Gen-Diaolou: An Integrated AI-Assisted Interactive System for Diachronic Understanding and Preservation of the Kaiping Diaolou
Lei Han, Yi Gao, Xuanchen Lu, Bingyuan Wang, Lujin Zhang, Zeyu Wang, David Yip
TL;DR
Kaiping Diaolou faces authenticity and engagement challenges in heritage preservation. The authors introduce Gen-Diaolou, an integrated AI-assisted system with a Knowledge Module and a GenAI Module to foster diachronic understanding and preservation awareness, evaluated through a formative study, a pilot, and a museum field study. Results show improved factual learning and, notably, enhanced conceptual understanding and preservation-oriented attitudes when GenAI is used, with strong evidence of user engagement and low workload. The work contributes design principles and an architectural framework for AI-assisted cultural heritage learning and co-creation, offering practical guidance for scalable, authentic, and participatory digital heritage experiences.
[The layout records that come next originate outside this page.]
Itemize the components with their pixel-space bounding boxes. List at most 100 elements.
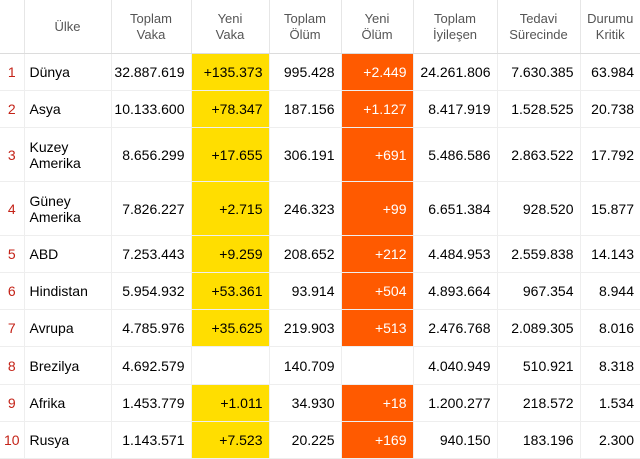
critical-cell: 63.984 (580, 54, 640, 91)
total-recovered-cell: 1.200.277 (413, 385, 497, 422)
active-cell: 928.520 (497, 182, 580, 236)
total-cases-cell: 5.954.932 (111, 273, 191, 310)
table-row: 9 Afrika 1.453.779 +1.011 34.930 +18 1.2… (0, 385, 640, 422)
new-cases-cell: +78.347 (191, 91, 269, 128)
country-cell[interactable]: Güney Amerika (24, 182, 111, 236)
new-deaths-header-label: Yeni Ölüm (342, 11, 413, 43)
total-deaths-header-label: Toplam Ölüm (270, 11, 341, 43)
active-cell: 2.559.838 (497, 236, 580, 273)
new-deaths-header[interactable]: Yeni Ölüm (341, 0, 413, 54)
total-deaths-cell: 20.225 (269, 422, 341, 459)
header-row: Ülke Toplam Vaka Yeni Vaka Toplam Ölüm Y… (0, 0, 640, 54)
total-recovered-cell: 2.476.768 (413, 310, 497, 347)
critical-cell: 1.534 (580, 385, 640, 422)
active-cell: 2.863.522 (497, 128, 580, 182)
new-deaths-cell (341, 347, 413, 385)
new-deaths-cell: +2.449 (341, 54, 413, 91)
country-cell[interactable]: Kuzey Amerika (24, 128, 111, 182)
total-deaths-cell: 187.156 (269, 91, 341, 128)
total-deaths-cell: 93.914 (269, 273, 341, 310)
country-cell[interactable]: ABD (24, 236, 111, 273)
rank-header[interactable] (0, 0, 24, 54)
active-cell: 183.196 (497, 422, 580, 459)
table-row: 5 ABD 7.253.443 +9.259 208.652 +212 4.48… (0, 236, 640, 273)
new-deaths-cell: +691 (341, 128, 413, 182)
total-recovered-cell: 24.261.806 (413, 54, 497, 91)
active-cell: 218.572 (497, 385, 580, 422)
rank-cell: 5 (0, 236, 24, 273)
total-recovered-cell: 5.486.586 (413, 128, 497, 182)
total-recovered-cell: 4.484.953 (413, 236, 497, 273)
new-deaths-cell: +212 (341, 236, 413, 273)
country-cell[interactable]: Rusya (24, 422, 111, 459)
rank-cell: 2 (0, 91, 24, 128)
country-cell[interactable]: Asya (24, 91, 111, 128)
rank-cell: 9 (0, 385, 24, 422)
critical-cell: 8.944 (580, 273, 640, 310)
active-cell: 2.089.305 (497, 310, 580, 347)
rank-cell: 1 (0, 54, 24, 91)
new-cases-cell (191, 347, 269, 385)
total-recovered-cell: 8.417.919 (413, 91, 497, 128)
table-row: 1 Dünya 32.887.619 +135.373 995.428 +2.4… (0, 54, 640, 91)
country-cell[interactable]: Avrupa (24, 310, 111, 347)
new-deaths-cell: +513 (341, 310, 413, 347)
rank-cell: 8 (0, 347, 24, 385)
new-cases-cell: +17.655 (191, 128, 269, 182)
active-header-label: Tedavi Sürecinde (498, 11, 580, 43)
new-cases-cell: +135.373 (191, 54, 269, 91)
new-cases-cell: +1.011 (191, 385, 269, 422)
active-cell: 967.354 (497, 273, 580, 310)
total-cases-cell: 1.143.571 (111, 422, 191, 459)
critical-cell: 2.300 (580, 422, 640, 459)
total-cases-cell: 8.656.299 (111, 128, 191, 182)
total-recovered-cell: 4.040.949 (413, 347, 497, 385)
total-recovered-header[interactable]: Toplam İyileşen (413, 0, 497, 54)
critical-header[interactable]: Durumu Kritik (580, 0, 640, 54)
country-cell[interactable]: Afrika (24, 385, 111, 422)
country-header-label: Ülke (25, 19, 111, 35)
active-header[interactable]: Tedavi Sürecinde (497, 0, 580, 54)
total-cases-cell: 4.785.976 (111, 310, 191, 347)
table-row: 7 Avrupa 4.785.976 +35.625 219.903 +513 … (0, 310, 640, 347)
new-cases-header-label: Yeni Vaka (192, 11, 269, 43)
table-row: 10 Rusya 1.143.571 +7.523 20.225 +169 94… (0, 422, 640, 459)
country-cell[interactable]: Brezilya (24, 347, 111, 385)
new-cases-cell: +9.259 (191, 236, 269, 273)
new-cases-cell: +7.523 (191, 422, 269, 459)
new-cases-header[interactable]: Yeni Vaka (191, 0, 269, 54)
table-row: 3 Kuzey Amerika 8.656.299 +17.655 306.19… (0, 128, 640, 182)
critical-cell: 8.016 (580, 310, 640, 347)
total-cases-cell: 7.253.443 (111, 236, 191, 273)
country-cell[interactable]: Hindistan (24, 273, 111, 310)
rank-cell: 6 (0, 273, 24, 310)
total-deaths-cell: 208.652 (269, 236, 341, 273)
total-deaths-cell: 306.191 (269, 128, 341, 182)
table-row: 4 Güney Amerika 7.826.227 +2.715 246.323… (0, 182, 640, 236)
total-deaths-header[interactable]: Toplam Ölüm (269, 0, 341, 54)
rank-cell: 3 (0, 128, 24, 182)
total-cases-cell: 1.453.779 (111, 385, 191, 422)
new-cases-cell: +35.625 (191, 310, 269, 347)
new-deaths-cell: +504 (341, 273, 413, 310)
critical-cell: 17.792 (580, 128, 640, 182)
total-cases-header[interactable]: Toplam Vaka (111, 0, 191, 54)
active-cell: 7.630.385 (497, 54, 580, 91)
total-recovered-header-label: Toplam İyileşen (414, 11, 497, 43)
active-cell: 1.528.525 (497, 91, 580, 128)
total-cases-cell: 4.692.579 (111, 347, 191, 385)
rank-cell: 7 (0, 310, 24, 347)
country-cell[interactable]: Dünya (24, 54, 111, 91)
total-deaths-cell: 246.323 (269, 182, 341, 236)
country-header[interactable]: Ülke (24, 0, 111, 54)
critical-cell: 20.738 (580, 91, 640, 128)
critical-cell: 14.143 (580, 236, 640, 273)
total-recovered-cell: 940.150 (413, 422, 497, 459)
critical-cell: 15.877 (580, 182, 640, 236)
active-cell: 510.921 (497, 347, 580, 385)
total-deaths-cell: 995.428 (269, 54, 341, 91)
new-deaths-cell: +1.127 (341, 91, 413, 128)
rank-cell: 4 (0, 182, 24, 236)
total-cases-cell: 7.826.227 (111, 182, 191, 236)
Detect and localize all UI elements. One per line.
It advances human–AI collaboration in CH by shifting learners toward active interpretation, exploration, and stewardship across museum and site contexts.
Abstract
The Kaiping Diaolou and Villages, a UNESCO World Heritage Site, exemplify hybrid Chinese and Western architecture shaped by migration culture. However, architectural heritage engagement often faces authenticity debates, resource constraints, and limited participatory approaches. This research explores current challenges of leveraging Artificial Intelligence (AI) for architectural heritage, and how AI-assisted interactive systems can foster cultural heritage understanding and preservation awareness. We conducted a formative study (N=14) to uncover empirical insights from heritage stakeholders that inform design. These insights informed the design of Gen-Diaolou, an integrated AI-assisted interactive system that supports heritage understanding and preservation. A pilot study (N=18) and a museum field study (N=26) provided converging evidence suggesting that Gen-Diaolou may support visitors' diachronic understanding and preservation awareness, and together informed design implications for future human-AI collaborative systems for digital cultural heritage engagement. More broadly, this work bridges the research gap between passive heritage systems and unconstrained creative tools in the HCI domain.